R claimed that this was breach of contract. SP Ltd's defence was that it was an implied term of his contract that to be considered for a bonus the employee had to be employed and/or not under notice of termination of their employment (howsoever given) at the date of payment.
The HC rejected SP Ltd's argument. They said it was not necessary to imply such a term for the contract to work and it would be totally unreasonable to do so as it would give SP Ltd an unfettered right to dismiss to avoid paying the bonus. Furthermore, SP Ltd had not produced any evidence to substantiate their statement that such a clause was known to be standard practice in the City of London. Another "killer" for SP Ltd's argument was that they had subsequently amended their contracts to include an express term to state what they said the implied term already did.
The HC went on to decide that R was entitled to a bonus of £70,000 for the last quarter, there being no substantiated allegations of poor performance.
Another case of a bonus which the employer tried to get out of paying
This time the issue related to a bonus cap and the case is GX Networks Ltd v Greenland [2010] IRLR 991 EWCA. The moral of the story is that employers should take care with what they promise or they may by hoist by their own petard.
GX made and installed broadband hardware. G was a sales account manager. Her pay consisted of basic salary and commission. The commission arrangements were contractual. In early 2007 new commission arrangements were introduced relating to new business. These were divided into (1) performance commission for the achievement of targets. This could be up to 100% of base salary; and (2) over-performance commission payable on new business which exceeded the employee's target. This was three times that earned on sales within the target level. Targets were set by agreement between the employee and their manager and the company could adjust the targets at the end of each quarter. The employee had to submit a forecast of likely annual sales and keep these up to date on a monthly basis.

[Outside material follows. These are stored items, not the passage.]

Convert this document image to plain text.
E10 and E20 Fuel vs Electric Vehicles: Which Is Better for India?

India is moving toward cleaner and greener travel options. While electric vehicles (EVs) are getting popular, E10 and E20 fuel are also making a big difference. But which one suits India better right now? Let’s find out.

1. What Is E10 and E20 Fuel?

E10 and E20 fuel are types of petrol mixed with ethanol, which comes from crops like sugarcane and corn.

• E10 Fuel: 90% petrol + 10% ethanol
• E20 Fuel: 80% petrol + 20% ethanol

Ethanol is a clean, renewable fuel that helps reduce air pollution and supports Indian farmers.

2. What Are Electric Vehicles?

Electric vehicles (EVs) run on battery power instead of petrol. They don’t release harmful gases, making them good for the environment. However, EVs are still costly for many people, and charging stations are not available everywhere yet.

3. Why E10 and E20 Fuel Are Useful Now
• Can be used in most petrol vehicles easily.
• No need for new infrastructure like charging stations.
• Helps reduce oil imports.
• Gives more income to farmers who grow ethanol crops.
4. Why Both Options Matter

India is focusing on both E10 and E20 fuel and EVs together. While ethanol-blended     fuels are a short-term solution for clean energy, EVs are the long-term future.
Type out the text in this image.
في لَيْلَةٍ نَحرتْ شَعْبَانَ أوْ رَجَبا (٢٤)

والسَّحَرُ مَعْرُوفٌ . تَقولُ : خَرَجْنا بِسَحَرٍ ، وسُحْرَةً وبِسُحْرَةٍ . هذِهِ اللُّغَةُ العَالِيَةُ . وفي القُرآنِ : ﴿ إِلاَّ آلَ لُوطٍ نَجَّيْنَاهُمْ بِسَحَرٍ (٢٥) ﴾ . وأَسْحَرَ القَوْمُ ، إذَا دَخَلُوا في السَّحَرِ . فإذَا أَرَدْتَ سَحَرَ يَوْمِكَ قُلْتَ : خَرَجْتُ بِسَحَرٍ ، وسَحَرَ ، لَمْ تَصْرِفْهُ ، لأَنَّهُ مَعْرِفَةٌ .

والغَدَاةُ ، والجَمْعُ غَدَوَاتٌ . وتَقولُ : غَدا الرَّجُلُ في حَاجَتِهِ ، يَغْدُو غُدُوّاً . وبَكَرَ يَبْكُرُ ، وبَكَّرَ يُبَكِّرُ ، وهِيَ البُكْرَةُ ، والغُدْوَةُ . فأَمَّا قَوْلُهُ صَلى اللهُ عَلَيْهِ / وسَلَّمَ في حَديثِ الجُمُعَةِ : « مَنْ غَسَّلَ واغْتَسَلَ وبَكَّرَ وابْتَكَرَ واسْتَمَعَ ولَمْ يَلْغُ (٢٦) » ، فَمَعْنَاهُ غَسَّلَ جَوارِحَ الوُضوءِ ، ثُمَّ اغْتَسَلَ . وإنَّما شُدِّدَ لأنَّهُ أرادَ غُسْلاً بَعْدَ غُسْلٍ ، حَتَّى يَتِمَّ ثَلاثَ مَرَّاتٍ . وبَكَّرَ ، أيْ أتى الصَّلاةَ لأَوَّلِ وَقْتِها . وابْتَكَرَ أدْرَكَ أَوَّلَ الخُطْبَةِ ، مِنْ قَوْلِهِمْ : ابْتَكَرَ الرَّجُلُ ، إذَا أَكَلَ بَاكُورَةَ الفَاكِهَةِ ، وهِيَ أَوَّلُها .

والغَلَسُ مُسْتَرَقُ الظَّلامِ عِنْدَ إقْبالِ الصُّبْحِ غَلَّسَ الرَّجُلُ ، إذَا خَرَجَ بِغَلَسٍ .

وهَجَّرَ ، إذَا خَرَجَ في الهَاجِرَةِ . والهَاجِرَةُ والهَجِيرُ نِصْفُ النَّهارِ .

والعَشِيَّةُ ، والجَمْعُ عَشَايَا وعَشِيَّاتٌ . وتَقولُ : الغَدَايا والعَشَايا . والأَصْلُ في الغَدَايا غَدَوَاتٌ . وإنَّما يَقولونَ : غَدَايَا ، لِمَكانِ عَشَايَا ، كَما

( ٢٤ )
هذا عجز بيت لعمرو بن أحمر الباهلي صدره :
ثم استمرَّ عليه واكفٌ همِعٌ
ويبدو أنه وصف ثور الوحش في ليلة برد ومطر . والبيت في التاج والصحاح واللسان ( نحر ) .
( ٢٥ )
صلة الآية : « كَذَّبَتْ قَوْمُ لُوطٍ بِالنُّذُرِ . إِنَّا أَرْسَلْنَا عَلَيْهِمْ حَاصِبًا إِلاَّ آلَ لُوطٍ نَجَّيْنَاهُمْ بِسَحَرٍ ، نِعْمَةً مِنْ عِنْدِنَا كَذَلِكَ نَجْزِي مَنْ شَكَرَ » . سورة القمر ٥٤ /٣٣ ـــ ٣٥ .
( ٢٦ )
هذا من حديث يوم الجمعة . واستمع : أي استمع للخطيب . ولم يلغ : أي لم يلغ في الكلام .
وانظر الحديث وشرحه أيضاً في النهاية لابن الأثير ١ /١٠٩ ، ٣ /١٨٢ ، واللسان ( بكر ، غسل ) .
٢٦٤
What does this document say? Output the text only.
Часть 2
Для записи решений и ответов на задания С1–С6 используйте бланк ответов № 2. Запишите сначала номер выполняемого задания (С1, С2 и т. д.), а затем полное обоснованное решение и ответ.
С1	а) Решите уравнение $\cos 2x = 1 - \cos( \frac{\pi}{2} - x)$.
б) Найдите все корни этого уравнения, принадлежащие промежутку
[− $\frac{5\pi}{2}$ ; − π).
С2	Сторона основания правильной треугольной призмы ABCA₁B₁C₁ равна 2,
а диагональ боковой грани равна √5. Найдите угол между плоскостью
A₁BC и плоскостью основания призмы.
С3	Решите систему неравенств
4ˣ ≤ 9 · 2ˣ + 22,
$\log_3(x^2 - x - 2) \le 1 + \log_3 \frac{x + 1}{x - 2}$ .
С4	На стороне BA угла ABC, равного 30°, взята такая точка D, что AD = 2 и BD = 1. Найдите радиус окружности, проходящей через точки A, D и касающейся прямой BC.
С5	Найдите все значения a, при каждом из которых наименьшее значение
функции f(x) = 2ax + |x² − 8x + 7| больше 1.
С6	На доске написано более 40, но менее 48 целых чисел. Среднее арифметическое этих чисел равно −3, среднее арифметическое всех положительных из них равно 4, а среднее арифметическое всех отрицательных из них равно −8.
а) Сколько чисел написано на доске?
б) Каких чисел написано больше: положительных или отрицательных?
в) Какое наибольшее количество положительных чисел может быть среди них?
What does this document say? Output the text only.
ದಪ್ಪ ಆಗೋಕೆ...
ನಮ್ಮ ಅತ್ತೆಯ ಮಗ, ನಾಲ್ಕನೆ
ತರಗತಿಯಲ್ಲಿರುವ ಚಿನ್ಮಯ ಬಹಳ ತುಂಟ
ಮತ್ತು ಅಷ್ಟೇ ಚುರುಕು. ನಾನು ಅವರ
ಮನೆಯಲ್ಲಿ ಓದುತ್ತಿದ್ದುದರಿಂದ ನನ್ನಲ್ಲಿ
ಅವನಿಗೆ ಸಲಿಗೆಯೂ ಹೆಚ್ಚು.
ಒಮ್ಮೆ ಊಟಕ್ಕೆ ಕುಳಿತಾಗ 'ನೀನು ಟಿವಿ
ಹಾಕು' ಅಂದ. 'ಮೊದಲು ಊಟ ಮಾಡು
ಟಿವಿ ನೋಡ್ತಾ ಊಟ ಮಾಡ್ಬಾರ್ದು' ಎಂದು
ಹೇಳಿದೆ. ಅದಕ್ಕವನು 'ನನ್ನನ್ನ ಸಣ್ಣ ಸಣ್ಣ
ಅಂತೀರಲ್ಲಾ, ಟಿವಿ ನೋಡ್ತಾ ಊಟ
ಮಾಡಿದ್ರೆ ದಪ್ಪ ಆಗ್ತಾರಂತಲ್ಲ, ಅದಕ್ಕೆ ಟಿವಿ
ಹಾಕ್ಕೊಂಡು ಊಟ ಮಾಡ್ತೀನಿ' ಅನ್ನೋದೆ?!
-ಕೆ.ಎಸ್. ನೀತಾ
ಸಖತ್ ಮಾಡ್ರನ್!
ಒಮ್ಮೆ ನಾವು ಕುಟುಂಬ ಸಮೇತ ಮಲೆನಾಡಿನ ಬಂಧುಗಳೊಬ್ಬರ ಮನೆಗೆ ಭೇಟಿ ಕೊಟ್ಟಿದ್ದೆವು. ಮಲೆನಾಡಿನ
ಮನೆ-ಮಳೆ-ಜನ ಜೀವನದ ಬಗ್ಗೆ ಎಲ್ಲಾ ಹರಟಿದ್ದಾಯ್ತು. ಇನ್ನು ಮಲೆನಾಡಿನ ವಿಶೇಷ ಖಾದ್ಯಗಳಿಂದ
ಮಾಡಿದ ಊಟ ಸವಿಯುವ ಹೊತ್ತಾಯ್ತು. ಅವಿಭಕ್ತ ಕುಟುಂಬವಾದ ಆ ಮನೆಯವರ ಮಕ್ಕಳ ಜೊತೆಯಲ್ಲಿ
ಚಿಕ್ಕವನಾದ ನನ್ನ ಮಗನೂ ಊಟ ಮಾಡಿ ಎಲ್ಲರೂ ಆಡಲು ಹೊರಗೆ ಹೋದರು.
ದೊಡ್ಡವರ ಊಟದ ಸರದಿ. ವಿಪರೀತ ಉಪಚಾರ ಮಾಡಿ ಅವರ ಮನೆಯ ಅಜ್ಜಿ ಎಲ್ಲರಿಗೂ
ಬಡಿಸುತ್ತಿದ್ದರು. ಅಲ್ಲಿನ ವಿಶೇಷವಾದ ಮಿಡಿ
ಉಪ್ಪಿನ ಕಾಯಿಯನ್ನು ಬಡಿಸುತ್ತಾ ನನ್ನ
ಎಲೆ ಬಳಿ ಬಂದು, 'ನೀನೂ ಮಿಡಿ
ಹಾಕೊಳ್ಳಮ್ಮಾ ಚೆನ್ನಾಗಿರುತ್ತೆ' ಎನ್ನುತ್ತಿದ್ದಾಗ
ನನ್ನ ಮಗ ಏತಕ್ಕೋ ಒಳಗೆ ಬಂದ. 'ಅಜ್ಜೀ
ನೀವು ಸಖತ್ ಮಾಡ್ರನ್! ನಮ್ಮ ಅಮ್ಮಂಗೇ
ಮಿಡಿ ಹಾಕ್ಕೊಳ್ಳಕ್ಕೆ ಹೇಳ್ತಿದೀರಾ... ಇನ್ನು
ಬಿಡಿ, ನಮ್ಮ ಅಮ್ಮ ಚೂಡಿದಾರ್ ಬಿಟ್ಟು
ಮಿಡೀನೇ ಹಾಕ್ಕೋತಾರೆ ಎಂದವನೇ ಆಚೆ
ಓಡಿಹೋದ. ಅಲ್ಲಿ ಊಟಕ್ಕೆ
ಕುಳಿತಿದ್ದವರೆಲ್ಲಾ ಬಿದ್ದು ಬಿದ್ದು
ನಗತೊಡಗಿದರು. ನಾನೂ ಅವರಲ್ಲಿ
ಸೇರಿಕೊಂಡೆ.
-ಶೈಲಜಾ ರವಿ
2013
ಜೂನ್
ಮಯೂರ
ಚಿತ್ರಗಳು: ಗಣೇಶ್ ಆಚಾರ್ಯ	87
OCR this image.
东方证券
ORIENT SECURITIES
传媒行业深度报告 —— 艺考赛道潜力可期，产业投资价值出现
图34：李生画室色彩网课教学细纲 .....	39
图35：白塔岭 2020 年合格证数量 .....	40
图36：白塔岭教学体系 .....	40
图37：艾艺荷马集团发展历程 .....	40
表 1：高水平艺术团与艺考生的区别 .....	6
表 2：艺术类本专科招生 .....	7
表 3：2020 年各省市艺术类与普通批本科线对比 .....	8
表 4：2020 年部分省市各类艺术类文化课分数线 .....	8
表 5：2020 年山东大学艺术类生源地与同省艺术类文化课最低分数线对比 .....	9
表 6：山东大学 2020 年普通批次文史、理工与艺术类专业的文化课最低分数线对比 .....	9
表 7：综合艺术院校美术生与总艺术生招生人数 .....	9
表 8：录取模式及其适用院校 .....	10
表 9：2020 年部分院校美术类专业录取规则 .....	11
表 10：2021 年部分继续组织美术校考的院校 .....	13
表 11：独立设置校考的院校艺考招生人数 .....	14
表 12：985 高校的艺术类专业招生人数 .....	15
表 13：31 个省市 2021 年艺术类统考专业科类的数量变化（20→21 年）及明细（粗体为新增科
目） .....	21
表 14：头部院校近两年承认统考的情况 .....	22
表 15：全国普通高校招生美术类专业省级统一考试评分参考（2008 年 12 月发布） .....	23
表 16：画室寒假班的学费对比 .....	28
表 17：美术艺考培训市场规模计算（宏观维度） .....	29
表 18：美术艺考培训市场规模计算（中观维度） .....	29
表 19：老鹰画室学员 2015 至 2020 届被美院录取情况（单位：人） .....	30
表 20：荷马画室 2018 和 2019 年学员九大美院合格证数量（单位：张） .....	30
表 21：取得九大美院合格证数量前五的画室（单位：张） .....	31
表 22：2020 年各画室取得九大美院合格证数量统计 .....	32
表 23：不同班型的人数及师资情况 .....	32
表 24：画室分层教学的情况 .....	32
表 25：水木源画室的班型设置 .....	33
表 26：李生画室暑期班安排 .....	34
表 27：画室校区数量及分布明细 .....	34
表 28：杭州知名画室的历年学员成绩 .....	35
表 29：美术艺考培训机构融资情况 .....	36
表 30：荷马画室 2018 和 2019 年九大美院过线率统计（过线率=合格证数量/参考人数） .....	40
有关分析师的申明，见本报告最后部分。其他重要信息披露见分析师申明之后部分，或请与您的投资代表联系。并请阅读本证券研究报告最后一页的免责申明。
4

The employer had the power to cap the Q4 over-performance commission at 100% although such cases "will be by exception and require HR and Finance agreement."
In 2007, G exceeded her target by 205%. This meant that her over-performance bonus amounted to £163,503. GX decided, without discussing the matter with her, to cap this at 130%. G brought a claim for breach of contract.
The Court of Appeal (CA) agreed that GX were in breach of contract. The cap did not give GX unfettered discretion. Given the provisions for the calculation of commission here, an unfettered discretion would have made a nonsense of the scheme. Any provision restricting liability had to be strictly construed. The wording of the cap provision meant that the cap could only be applied in exceptional circumstances. Given that the only "exceptional" factor here was G's over-performance and that the scheme was designed to reward effort and success, her over-performance could not be described as an "exceptional" circumstance justifying capping. She was therefore entitled to receive her full commission.